Remontons le temps. Remontons au début de ces années 2000 qui musicalement me firent passer d'un 20ième siècle énervé à un 21ième apaisé mais non moins tourmenté. On me dit que c'est l'âge qui fait ça.
Je prends cet exemple car le parcours musical de Midlake est un peu à cette image, même si le terme énervé aura bien du mal à définir leur musique.
Partant d'un premier album tout fou pour ne pas dire fourre-tout "Bamnan & Silvercock", où pointait déjà la grandeur de leurs chansons futures, ils nous avaient laissés en 2006 nous régaler de l'album de l'année (pour beaucoup de médias, mais également pour moi) "The Triumphs of Van Occupanther". Ayant toujours fait peu de concerts, le fan transi attendait donc ce début d'année 2010 comme un fan de Johnny au milieu de la pelouse du Stade de France, crevé d'avoir tant attendu, mais plein d'une folle espérance. L'annonce d'un nouvel album augurait de tellement de bonnes choses.
Dés le début, on retrouve les voix de Tim Smith & McKenzie Smith, magnifiques harmonies, et magnifiques mots, qui s'entrecroisent sur les mélodies malgré tout sombres & lancinantes. Ces 4 garçons dans le vent (du Texas) portent sur leurs épaules les plus belles chansons qu'un groupe de pop puisse écrire. Elles ont souvent la force de l'expérience (Core of Nature) mais aussi la faiblesse du débutant (Rulers, Ruling everything). Elles ont surtout la capacité de nous faire decoller sans redescendre & c'est de bon augure.
Contrairement à l'album précédent qui variait les plaisirs, ici pas vraiment de modifications de thème ni de tempo entre les morceaux. L'ajout d'une flûte traversière quasi permanent nous emmène vers une sorte de folk plus médiéval que Ouest américain. Et l'on s'étonne à longueur de titres que ce groupe soit américain. Si l'électicité avait existé au Moyen Age, on les aurait bien vu troubadours, racontant leurs histoires de château en château.
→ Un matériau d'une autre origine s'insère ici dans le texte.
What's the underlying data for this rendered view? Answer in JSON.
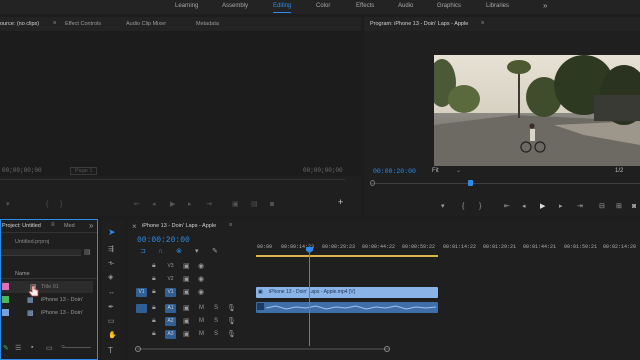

C'est en tout cas un album où l'on se réfugie, comme si la cheminée était allumée, avec tout le monde autour, à l'écoute du conteur.
Malgré tout, et c 'est tellement difficile à admettre, pointe un tout petit soupçon de déception dans les lignes de votre serviteur. Est-ce l'attente? Est-ce le trop grand espoir porté par ces frêles garçons?
Beaucoup de belles choses, mais qui à la longue tournent un petit peu en rond.C'est assez linéaire & l'on aimerait que cela soit un peu plus varié. Cela reste absolument magnifique mais sans accident, sans fausse note. On aurait apprécié que ces gentils garçons nous emmènent 2 ou 3 fois dans le mur au cours de ces 9 chansons, pour qu'elles en ressortent encore plus grandies, j'en suis sûr.
Vais-je leur en vouloir? Pas le moins du monde. Johnny fait la même chose depuis 30 ans & ses fans sont toujours plus nombreux au Stade de France.